Tsam: Le avventure grafiche sono sicuramente un genere amato fra il popolo degli oldgamer: quanto della vostra scelta è legata al vostro passato videoludico e quanto invece da ragioni opportunistiche (ovvero legato al tipo di messaggio che volevate veicolare?)

Paolo: Difficile stilare percentuali, ma certo entrambi gli elementi che citi hanno avuto un ruolo rilevante. Nei miei ricordi le avventure grafiche di fine anni ottanta/inizio novanta si sono ormai rivestite di un'aura mitologica che probabilmente non riflette il loro vero valore. Per l'epoca erano però innovative: finalmente si vedevano giochi che non pungolavono la compulsività ma, al contrario, spingevano alla riflessività lasciandoti immergere in mondi esotici o fantastici.

Oggi sono bei ricordi persino le interminabili ore passate a risolvere gli enigmi più complicati vagando per mondi virtuali, ponendo domande a questo o a quel personaggio improbabile. Ricordo che mi è anche capitato di lasciar perdere qualcuno di questi giochi per mesi, salvo avere l'illuminazione necessaria per un enigma mentre mangiavo una pizza o giocavo a calcio.
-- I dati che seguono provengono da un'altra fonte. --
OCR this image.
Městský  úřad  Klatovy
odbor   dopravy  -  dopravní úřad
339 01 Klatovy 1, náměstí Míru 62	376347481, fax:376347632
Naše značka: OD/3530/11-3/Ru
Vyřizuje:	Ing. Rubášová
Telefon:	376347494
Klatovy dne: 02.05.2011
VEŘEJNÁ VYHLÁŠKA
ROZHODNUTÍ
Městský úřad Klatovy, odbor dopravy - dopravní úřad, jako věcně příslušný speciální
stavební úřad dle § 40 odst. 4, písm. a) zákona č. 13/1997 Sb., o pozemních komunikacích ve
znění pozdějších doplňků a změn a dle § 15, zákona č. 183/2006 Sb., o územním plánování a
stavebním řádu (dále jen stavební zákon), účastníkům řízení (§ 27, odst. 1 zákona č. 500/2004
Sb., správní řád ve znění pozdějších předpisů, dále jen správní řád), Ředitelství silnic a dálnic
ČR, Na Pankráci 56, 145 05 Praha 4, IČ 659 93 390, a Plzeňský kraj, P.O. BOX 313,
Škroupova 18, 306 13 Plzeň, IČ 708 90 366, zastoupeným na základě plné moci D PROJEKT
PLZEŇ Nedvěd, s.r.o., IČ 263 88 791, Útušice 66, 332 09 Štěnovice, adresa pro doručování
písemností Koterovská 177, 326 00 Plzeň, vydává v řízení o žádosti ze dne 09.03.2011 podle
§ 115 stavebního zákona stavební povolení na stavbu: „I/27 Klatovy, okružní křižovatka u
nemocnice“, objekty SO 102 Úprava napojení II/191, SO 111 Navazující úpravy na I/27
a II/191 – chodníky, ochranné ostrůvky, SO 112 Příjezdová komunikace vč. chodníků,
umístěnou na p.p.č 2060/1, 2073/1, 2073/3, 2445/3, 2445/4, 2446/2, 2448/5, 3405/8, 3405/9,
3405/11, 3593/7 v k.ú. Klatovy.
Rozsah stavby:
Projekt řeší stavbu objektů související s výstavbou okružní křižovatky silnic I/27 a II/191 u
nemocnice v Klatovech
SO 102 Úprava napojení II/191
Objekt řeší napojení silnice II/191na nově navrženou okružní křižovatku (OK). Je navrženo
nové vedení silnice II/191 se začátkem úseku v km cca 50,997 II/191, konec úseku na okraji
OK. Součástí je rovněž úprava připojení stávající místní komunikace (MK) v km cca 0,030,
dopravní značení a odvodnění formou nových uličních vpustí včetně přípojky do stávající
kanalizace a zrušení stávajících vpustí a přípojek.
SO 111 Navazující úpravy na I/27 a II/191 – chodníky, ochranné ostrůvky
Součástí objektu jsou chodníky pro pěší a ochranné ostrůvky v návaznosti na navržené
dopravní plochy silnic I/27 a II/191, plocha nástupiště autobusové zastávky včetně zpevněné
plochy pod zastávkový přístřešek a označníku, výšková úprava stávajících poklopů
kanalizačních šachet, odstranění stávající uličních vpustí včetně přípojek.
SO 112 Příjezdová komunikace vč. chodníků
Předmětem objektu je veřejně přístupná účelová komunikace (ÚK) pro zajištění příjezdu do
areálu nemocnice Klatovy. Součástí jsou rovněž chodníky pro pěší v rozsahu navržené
E, dopo tanta attesa, erano momenti estatici, come essere promossi o vincere un torneo.

Non sono sicuro che queste sensazioni siano oggi riproducibili, con i walkthrough che vengono fuori una settimana dopo la release del gioco, ma quella era la mia/nostra intenzione: per riprodurre quel tipo di sensazioni abbiamo messo molta cura nello studio degli enigmi in modo che risultassero allo stesso tempo seminati e mascherati dagli eventi e cercando di pungolare, oltre che il senso logico, l'immaginazione dei giocatori; il tutto per favorire un modo di pensare "laterale".

A proposito delle ragioni "opportunistiche", invece, come dico spesso, le avventure grafiche sono un po' bestie aliene rispetto ai videogiochi in senso più stretto. Per realizzare un'avventura grafica bisogna scrivere una sceneggiatura, lavorare sulla storia, sui dialoghi e sui personaggi; scegliere gli ambienti e le musiche adatte a sottolineare i momenti topici. Insomma un'avventura grafica ha più aspetti in comune con la realizzazione di un film che con un videogioco come Space Invaders. Quindi per qualcuno che ambisce a raccontare storie, oltre che a proporre un'esperienza ludica, sono il compromesso ideale.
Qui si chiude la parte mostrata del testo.